Cultural significance
Jumiles are an emblem of Guerrero's culinary identity and form part of the Intangible Cultural Heritage recognised in Traditional Mexican Cuisine declared by UNESCO in 2010. The Taxco Jumil Festival brings thousands of visitors together and combines Nahua rituals with Catholic celebrations: a pilgrimage to Huixteco hill, dances, salsa competitions and the crowning of the Jumil Queen. Overharvesting and climate change have reduced wild populations, prompting monitoring projects by CONABIO and the Guerrero Secretariat of the Environment. Contemporary Mexican cooking, led by chefs such as Enrique Olvera and Elena Reygadas, has reintroduced jumiles to fine-dining menus, positioning them as a representative ingredient of the movement to re-value Mexican edible insects on the international stage.
Related recipes
Now that you know what it is, try cooking it at home with our step-by-step recipes:
Frequently asked questions
- What does jumil taste like?
- The jumil has an intense, herbal flavour, with notes of cinnamon, iodine, mint and eucalyptus, thanks to the defensive compounds it secretes from its thoracic glands. Alive, it is pungent and aromatic; toasted, it becomes more earthy and similar to a dried spice. It is often compared to a herbal chewing gum because of its persistent aftertaste.

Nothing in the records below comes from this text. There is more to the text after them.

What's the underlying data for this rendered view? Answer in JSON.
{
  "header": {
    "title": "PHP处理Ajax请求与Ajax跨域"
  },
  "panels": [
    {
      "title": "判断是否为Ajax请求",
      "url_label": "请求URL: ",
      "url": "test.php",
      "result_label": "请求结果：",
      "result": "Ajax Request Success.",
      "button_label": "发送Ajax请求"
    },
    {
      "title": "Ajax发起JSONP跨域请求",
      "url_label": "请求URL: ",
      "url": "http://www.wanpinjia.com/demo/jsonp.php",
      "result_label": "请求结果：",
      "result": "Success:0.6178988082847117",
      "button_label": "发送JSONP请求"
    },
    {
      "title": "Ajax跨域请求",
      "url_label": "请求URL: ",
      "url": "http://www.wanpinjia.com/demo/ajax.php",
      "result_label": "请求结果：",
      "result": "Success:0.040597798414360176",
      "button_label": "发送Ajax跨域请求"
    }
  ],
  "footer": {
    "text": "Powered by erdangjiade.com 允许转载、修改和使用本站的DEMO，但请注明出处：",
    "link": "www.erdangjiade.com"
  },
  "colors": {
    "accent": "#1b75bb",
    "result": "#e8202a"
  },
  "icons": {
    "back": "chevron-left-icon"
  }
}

- How are jumiles traditionally eaten?
- They are eaten alive on tacos with freshly made tortilla, salt and lime, or toasted on a comal and ground in molcajete salsa with serrano chilli and tomatillo. They are also prepared in jumil mole, a Taxco speciality. At the Guerrero Jumil Festival they are served whole as a ritual snack.
- What is the difference between jumil and chinicuil?

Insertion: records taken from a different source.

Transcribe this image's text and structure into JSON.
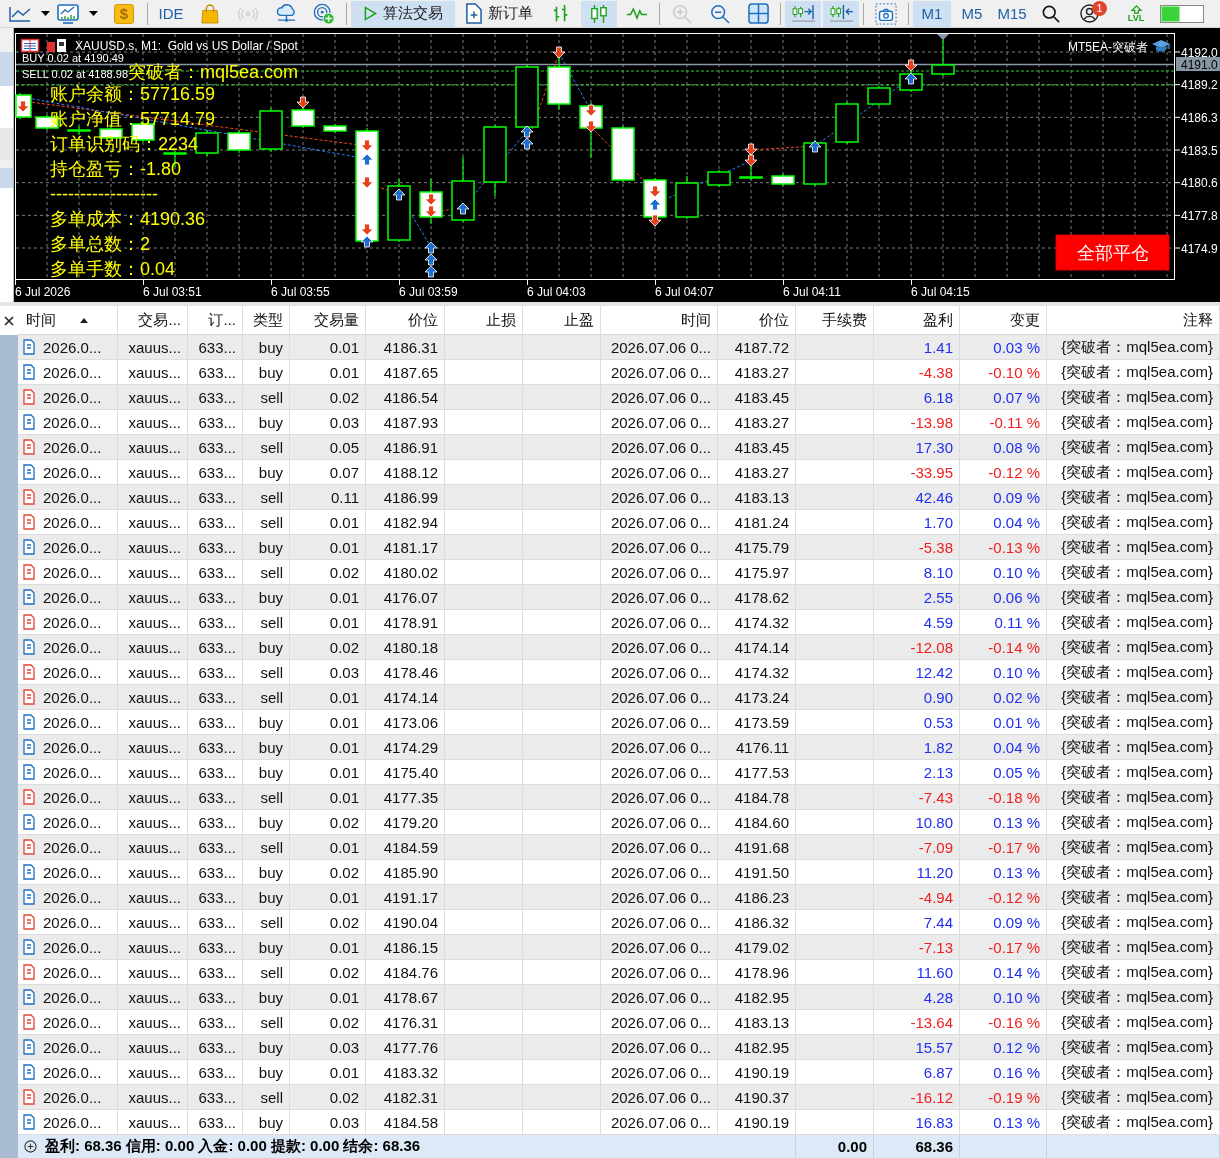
{
  "toolbar": [
    [
      {
        "kind": "line-chart",
        "dropdown": true,
        "selected": false,
        "disabled": false
      },
      {
        "kind": "chart-template",
        "dropdown": true,
        "selected": false,
        "disabled": false
      },
      {
        "kind": "coin",
        "label": "$",
        "dropdown": false,
        "selected": false,
        "disabled": false
      }
    ],
    [
      {
        "kind": "text",
        "label": "IDE",
        "dropdown": false,
        "selected": false,
        "disabled": false
      },
      {
        "kind": "bag",
        "dropdown": false,
        "selected": false,
        "disabled": false
      },
      {
        "kind": "signal",
        "dropdown": false,
        "selected": false,
        "disabled": true
      },
      {
        "kind": "cloud",
        "dropdown": false,
        "selected": false,
        "disabled": false
      },
      {
        "kind": "radar-plus",
        "dropdown": false,
        "selected": false,
        "disabled": false
      }
    ],
    [
      {
        "kind": "play",
        "label": "算法交易",
        "dropdown": false,
        "selected": true,
        "disabled": false
      },
      {
        "kind": "doc-plus",
        "label": "新订单",
        "dropdown": false,
        "selected": false,
        "disabled": false
      },
      {
        "kind": "bars",
        "dropdown": false,
        "selected": false,
        "disabled": false
      },
      {
        "kind": "candles",
        "dropdown": false,
        "selected": true,
        "disabled": false
      },
      {
        "kind": "line",
        "dropdown": false,
        "selected": false,
        "disabled": false
      }
    ],
    [
      {
        "kind": "zoom-in",
        "dropdown": false,
        "selected": false,
        "disabled": true
      },
      {
        "kind": "zoom-out",
        "dropdown": false,
        "selected": false,
        "disabled": false
      },
      {
        "kind": "grid",
        "dropdown": false,
        "selected": false,
        "disabled": false
      }
    ],
    [
      {
        "kind": "scroll-right",
        "dropdown": false,
        "selected": true,
        "disabled": false
      },
      {
        "kind": "shift-left",
        "dropdown": false,
        "selected": true,
        "disabled": false
      }
    ],
    [
      {
        "kind": "camera",
        "dropdown": false,
        "selected": false,
        "disabled": false
      }
    ],
    [
      {
        "kind": "text",
        "label": "M1",
        "dropdown": false,
        "selected": true,
        "disabled": false
      },
      {
        "kind": "text",
        "label": "M5",
        "dropdown": false,
        "selected": false,
        "disabled": false
      },
      {
        "kind": "text",
        "label": "M15",
        "dropdown": false,
        "selected": false,
        "disabled": false
      },
      {
        "kind": "search",
        "dropdown": false,
        "selected": false,
        "disabled": false
      },
      {
        "kind": "account",
        "badge": "1",
        "dropdown": false,
        "selected": false,
        "disabled": false
      },
      {
        "kind": "lvl",
        "label": "LVL",
        "dropdown": false,
        "selected": false,
        "disabled": false
      },
      {
        "kind": "meter",
        "dropdown": false,
        "selected": false,
        "disabled": false
      }
    ]
  ],
  "chart": {
    "title": "XAUUSD.s, M1:  Gold vs US Dollar / Spot",
    "ea_name": "MT5EA-突破者",
    "position_lines": [
      "BUY 0.02 at 4190.49",
      "SELL 0.02 at 4188.98"
    ],
    "brand": "突破者：mql5ea.com",
    "stats": [
      "账户余额：57716.59",
      "账户净值：57714.79",
      "订单识别码：2234",
      "持仓盈亏：-1.80",
      "------------------",
      "多单成本：4190.36",
      "多单总数：2",
      "多单手数：0.04"
    ],
    "close_all_button": "全部平仓",
    "price_ticks": [
      "4192.0",
      "4189.2",
      "4186.3",
      "4183.5",
      "4180.6",
      "4177.8",
      "4174.9"
    ],
    "current_price": "4191.0",
    "time_labels": [
      "6 Jul 2026",
      "6 Jul 03:51",
      "6 Jul 03:55",
      "6 Jul 03:59",
      "6 Jul 04:03",
      "6 Jul 04:07",
      "6 Jul 04:11",
      "6 Jul 04:15"
    ]
  },
  "table": {
    "columns": [
      {
        "label": "时间",
        "sorted": true
      },
      {
        "label": "交易...",
        "sorted": false
      },
      {
        "label": "订...",
        "sorted": false
      },
      {
        "label": "类型",
        "sorted": false
      },
      {
        "label": "交易量",
        "sorted": false
      },
      {
        "label": "价位",
        "sorted": false
      },
      {
        "label": "止损",
        "sorted": false
      },
      {
        "label": "止盈",
        "sorted": false
      },
      {
        "label": "时间",
        "sorted": false
      },
      {
        "label": "价位",
        "sorted": false
      },
      {
        "label": "手续费",
        "sorted": false
      },
      {
        "label": "盈利",
        "sorted": false
      },
      {
        "label": "变更",
        "sorted": false
      },
      {
        "label": "注释",
        "sorted": false
      }
    ],
    "rows": [
      {
        "kind": "buy",
        "time": "2026.0...",
        "symbol": "xauus...",
        "order": "633...",
        "type": "buy",
        "volume": "0.01",
        "price": "4186.31",
        "close_time": "2026.07.06 0...",
        "close_price": "4187.72",
        "profit": "1.41",
        "change": "0.03 %",
        "loss": false,
        "comment": "{突破者：mql5ea.com}"
      },
      {
        "kind": "buy",
        "time": "2026.0...",
        "symbol": "xauus...",
        "order": "633...",
        "type": "buy",
        "volume": "0.01",
        "price": "4187.65",
        "close_time": "2026.07.06 0...",
        "close_price": "4183.27",
        "profit": "-4.38",
        "change": "-0.10 %",
        "loss": true,
        "comment": "{突破者：mql5ea.com}"
      },
      {
        "kind": "sell",
        "time": "2026.0...",
        "symbol": "xauus...",
        "order": "633...",
        "type": "sell",
        "volume": "0.02",
        "price": "4186.54",
        "close_time": "2026.07.06 0...",
        "close_price": "4183.45",
        "profit": "6.18",
        "change": "0.07 %",
        "loss": false,
        "comment": "{突破者：mql5ea.com}"
      },
      {
        "kind": "buy",
        "time": "2026.0...",
        "symbol": "xauus...",
        "order": "633...",
        "type": "buy",
        "volume": "0.03",
        "price": "4187.93",
        "close_time": "2026.07.06 0...",
        "close_price": "4183.27",
        "profit": "-13.98",
        "change": "-0.11 %",
        "loss": true,
        "comment": "{突破者：mql5ea.com}"
      },
      {
        "kind": "sell",
        "time": "2026.0...",
        "symbol": "xauus...",
        "order": "633...",
        "type": "sell",
        "volume": "0.05",
        "price": "4186.91",
        "close_time": "2026.07.06 0...",
        "close_price": "4183.45",
        "profit": "17.30",
        "change": "0.08 %",
        "loss": false,
        "comment": "{突破者：mql5ea.com}"
      },
      {
        "kind": "buy",
        "time": "2026.0...",
        "symbol": "xauus...",
        "order": "633...",
        "type": "buy",
        "volume": "0.07",
        "price": "4188.12",
        "close_time": "2026.07.06 0...",
        "close_price": "4183.27",
        "profit": "-33.95",
        "change": "-0.12 %",
        "loss": true,
        "comment": "{突破者：mql5ea.com}"
      },
      {
        "kind": "sell",
        "time": "2026.0...",
        "symbol": "xauus...",
        "order": "633...",
        "type": "sell",
        "volume": "0.11",
        "price": "4186.99",
        "close_time": "2026.07.06 0...",
        "close_price": "4183.13",
        "profit": "42.46",
        "change": "0.09 %",
        "loss": false,
        "comment": "{突破者：mql5ea.com}"
      },
      {
        "kind": "sell",
        "time": "2026.0...",
        "symbol": "xauus...",
        "order": "633...",
        "type": "sell",
        "volume": "0.01",
        "price": "4182.94",
        "close_time": "2026.07.06 0...",
        "close_price": "4181.24",
        "profit": "1.70",
        "change": "0.04 %",
        "loss": false,
        "comment": "{突破者：mql5ea.com}"
      },
      {
        "kind": "buy",
        "time": "2026.0...",
        "symbol": "xauus...",
        "order": "633...",
        "type": "buy",
        "volume": "0.01",
        "price": "4181.17",
        "close_time": "2026.07.06 0...",
        "close_price": "4175.79",
        "profit": "-5.38",
        "change": "-0.13 %",
        "loss": true,
        "comment": "{突破者：mql5ea.com}"
      },
      {
        "kind": "sell",
        "time": "2026.0...",
        "symbol": "xauus...",
        "order": "633...",
        "type": "sell",
        "volume": "0.02",
        "price": "4180.02",
        "close_time": "2026.07.06 0...",
        "close_price": "4175.97",
        "profit": "8.10",
        "change": "0.10 %",
        "loss": false,
        "comment": "{突破者：mql5ea.com}"
      },
      {
        "kind": "buy",
        "time": "2026.0...",
        "symbol": "xauus...",
        "order": "633...",
        "type": "buy",
        "volume": "0.01",
        "price": "4176.07",
        "close_time": "2026.07.06 0...",
        "close_price": "4178.62",
        "profit": "2.55",
        "change": "0.06 %",
        "loss": false,
        "comment": "{突破者：mql5ea.com}"
      },
      {
        "kind": "sell",
        "time": "2026.0...",
        "symbol": "xauus...",
        "order": "633...",
        "type": "sell",
        "volume": "0.01",
        "price": "4178.91",
        "close_time": "2026.07.06 0...",
        "close_price": "4174.32",
        "profit": "4.59",
        "change": "0.11 %",
        "loss": false,
        "comment": "{突破者：mql5ea.com}"
      },
      {
        "kind": "buy",
        "time": "2026.0...",
        "symbol": "xauus...",
        "order": "633...",
        "type": "buy",
        "volume": "0.02",
        "price": "4180.18",
        "close_time": "2026.07.06 0...",
        "close_price": "4174.14",
        "profit": "-12.08",
        "change": "-0.14 %",
        "loss": true,
        "comment": "{突破者：mql5ea.com}"
      },
      {
        "kind": "sell",
        "time": "2026.0...",
        "symbol": "xauus...",
        "order": "633...",
        "type": "sell",
        "volume": "0.03",
        "price": "4178.46",
        "close_time": "2026.07.06 0...",
        "close_price": "4174.32",
        "profit": "12.42",
        "change": "0.10 %",
        "loss": false,
        "comment": "{突破者：mql5ea.com}"
      },
      {
        "kind": "sell",
        "time": "2026.0...",
        "symbol": "xauus...",
        "order": "633...",
        "type": "sell",
        "volume": "0.01",
        "price": "4174.14",
        "close_time": "2026.07.06 0...",
        "close_price": "4173.24",
        "profit": "0.90",
        "change": "0.02 %",
        "loss": false,
        "comment": "{突破者：mql5ea.com}"
      },
      {
        "kind": "buy",
        "time": "2026.0...",
        "symbol": "xauus...",
        "order": "633...",
        "type": "buy",
        "volume": "0.01",
        "price": "4173.06",
        "close_time": "2026.07.06 0...",
        "close_price": "4173.59",
        "profit": "0.53",
        "change": "0.01 %",
        "loss": false,
        "comment": "{突破者：mql5ea.com}"
      },
      {
        "kind": "buy",
        "time": "2026.0...",
        "symbol": "xauus...",
        "order": "633...",
        "type": "buy",
        "volume": "0.01",
        "price": "4174.29",
        "close_time": "2026.07.06 0...",
        "close_price": "4176.11",
        "profit": "1.82",
        "change": "0.04 %",
        "loss": false,
        "comment": "{突破者：mql5ea.com}"
      },
      {
        "kind": "buy",
        "time": "2026.0...",
        "symbol": "xauus...",
        "order": "633...",
        "type": "buy",
        "volume": "0.01",
        "price": "4175.40",
        "close_time": "2026.07.06 0...",
        "close_price": "4177.53",
        "profit": "2.13",
        "change": "0.05 %",
        "loss": false,
        "comment": "{突破者：mql5ea.com}"
      },
      {
        "kind": "sell",
        "time": "2026.0...",
        "symbol": "xauus...",
        "order": "633...",
        "type": "sell",
        "volume": "0.01",
        "price": "4177.35",
        "close_time": "2026.07.06 0...",
        "close_price": "4184.78",
        "profit": "-7.43",
        "change": "-0.18 %",
        "loss": true,
        "comment": "{突破者：mql5ea.com}"
      },
      {
        "kind": "buy",
        "time": "2026.0...",
        "symbol": "xauus...",
        "order": "633...",
        "type": "buy",
        "volume": "0.02",
        "price": "4179.20",
        "close_time": "2026.07.06 0...",
        "close_price": "4184.60",
        "profit": "10.80",
        "change": "0.13 %",
        "loss": false,
        "comment": "{突破者：mql5ea.com}"
      },
      {
        "kind": "sell",
        "time": "2026.0...",
        "symbol": "xauus...",
        "order": "633...",
        "type": "sell",
        "volume": "0.01",
        "price": "4184.59",
        "close_time": "2026.07.06 0...",
        "close_price": "4191.68",
        "profit": "-7.09",
        "change": "-0.17 %",
        "loss": true,
        "comment": "{突破者：mql5ea.com}"
      },
      {
        "kind": "buy",
        "time": "2026.0...",
        "symbol": "xauus...",
        "order": "633...",
        "type": "buy",
        "volume": "0.02",
        "price": "4185.90",
        "close_time": "2026.07.06 0...",
        "close_price": "4191.50",
        "profit": "11.20",
        "change": "0.13 %",
        "loss": false,
        "comment": "{突破者：mql5ea.com}"
      },
      {
        "kind": "buy",
        "time": "2026.0...",
        "symbol": "xauus...",
        "order": "633...",
        "type": "buy",
        "volume": "0.01",
        "price": "4191.17",
        "close_time": "2026.07.06 0...",
        "close_price": "4186.23",
        "profit": "-4.94",
        "change": "-0.12 %",
        "loss": true,
        "comment": "{突破者：mql5ea.com}"
      },
      {
        "kind": "sell",
        "time": "2026.0...",
        "symbol": "xauus...",
        "order": "633...",
        "type": "sell",
        "volume": "0.02",
        "price": "4190.04",
        "close_time": "2026.07.06 0...",
        "close_price": "4186.32",
        "profit": "7.44",
        "change": "0.09 %",
        "loss": false,
        "comment": "{突破者：mql5ea.com}"
      },
      {
        "kind": "buy",
        "time": "2026.0...",
        "symbol": "xauus...",
        "order": "633...",
        "type": "buy",
        "volume": "0.01",
        "price": "4186.15",
        "close_time": "2026.07.06 0...",
        "close_price": "4179.02",
        "profit": "-7.13",
        "change": "-0.17 %",
        "loss": true,
        "comment": "{突破者：mql5ea.com}"
      },
      {
        "kind": "sell",
        "time": "2026.0...",
        "symbol": "xauus...",
        "order": "633...",
        "type": "sell",
        "volume": "0.02",
        "price": "4184.76",
        "close_time": "2026.07.06 0...",
        "close_price": "4178.96",
        "profit": "11.60",
        "change": "0.14 %",
        "loss": false,
        "comment": "{突破者：mql5ea.com}"
      },
      {
        "kind": "buy",
        "time": "2026.0...",
        "symbol": "xauus...",
        "order": "633...",
        "type": "buy",
        "volume": "0.01",
        "price": "4178.67",
        "close_time": "2026.07.06 0...",
        "close_price": "4182.95",
        "profit": "4.28",
        "change": "0.10 %",
        "loss": false,
        "comment": "{突破者：mql5ea.com}"
      },
      {
        "kind": "sell",
        "time": "2026.0...",
        "symbol": "xauus...",
        "order": "633...",
        "type": "sell",
        "volume": "0.02",
        "price": "4176.31",
        "close_time": "2026.07.06 0...",
        "close_price": "4183.13",
        "profit": "-13.64",
        "change": "-0.16 %",
        "loss": true,
        "comment": "{突破者：mql5ea.com}"
      },
      {
        "kind": "buy",
        "time": "2026.0...",
        "symbol": "xauus...",
        "order": "633...",
        "type": "buy",
        "volume": "0.03",
        "price": "4177.76",
        "close_time": "2026.07.06 0...",
        "close_price": "4182.95",
        "profit": "15.57",
        "change": "0.12 %",
        "loss": false,
        "comment": "{突破者：mql5ea.com}"
      },
      {
        "kind": "buy",
        "time": "2026.0...",
        "symbol": "xauus...",
        "order": "633...",
        "type": "buy",
        "volume": "0.01",
        "price": "4183.32",
        "close_time": "2026.07.06 0...",
        "close_price": "4190.19",
        "profit": "6.87",
        "change": "0.16 %",
        "loss": false,
        "comment": "{突破者：mql5ea.com}"
      },
      {
        "kind": "sell",
        "time": "2026.0...",
        "symbol": "xauus...",
        "order": "633...",
        "type": "sell",
        "volume": "0.02",
        "price": "4182.31",
        "close_time": "2026.07.06 0...",
        "close_price": "4190.37",
        "profit": "-16.12",
        "change": "-0.19 %",
        "loss": true,
        "comment": "{突破者：mql5ea.com}"
      },
      {
        "kind": "buy",
        "time": "2026.0...",
        "symbol": "xauus...",
        "order": "633...",
        "type": "buy",
        "volume": "0.03",
        "price": "4184.58",
        "close_time": "2026.07.06 0...",
        "close_price": "4190.19",
        "profit": "16.83",
        "change": "0.13 %",
        "loss": false,
        "comment": "{突破者：mql5ea.com}"
      }
    ],
    "footer": {
      "summary": "盈利: 68.36 信用: 0.00 入金: 0.00 提款: 0.00 结余: 68.36",
      "commission": "0.00",
      "profit": "68.36"
    }
  }
}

- The jumil is an adult pentatomid bug of Guerrero eaten alive or toasted, while the chinicuil is the red larva of the maguey worm, characteristic of Hidalgo and Tlaxcala. They differ in taxonomic family, colour, habitat and preparation: the chinicuil is fried and ground into worm salt; the jumil is used in salsas.
- Where are jumiles from?
- They are native to Huixteco hill, in Taxco de Alarcon, Guerrero, as well as to mountain areas of Morelos and the State of Mexico. Their gathering has been documented since pre-Hispanic times by the Chontal and Nahua cultures, and is now protected through traditional uses and CONABIO projects.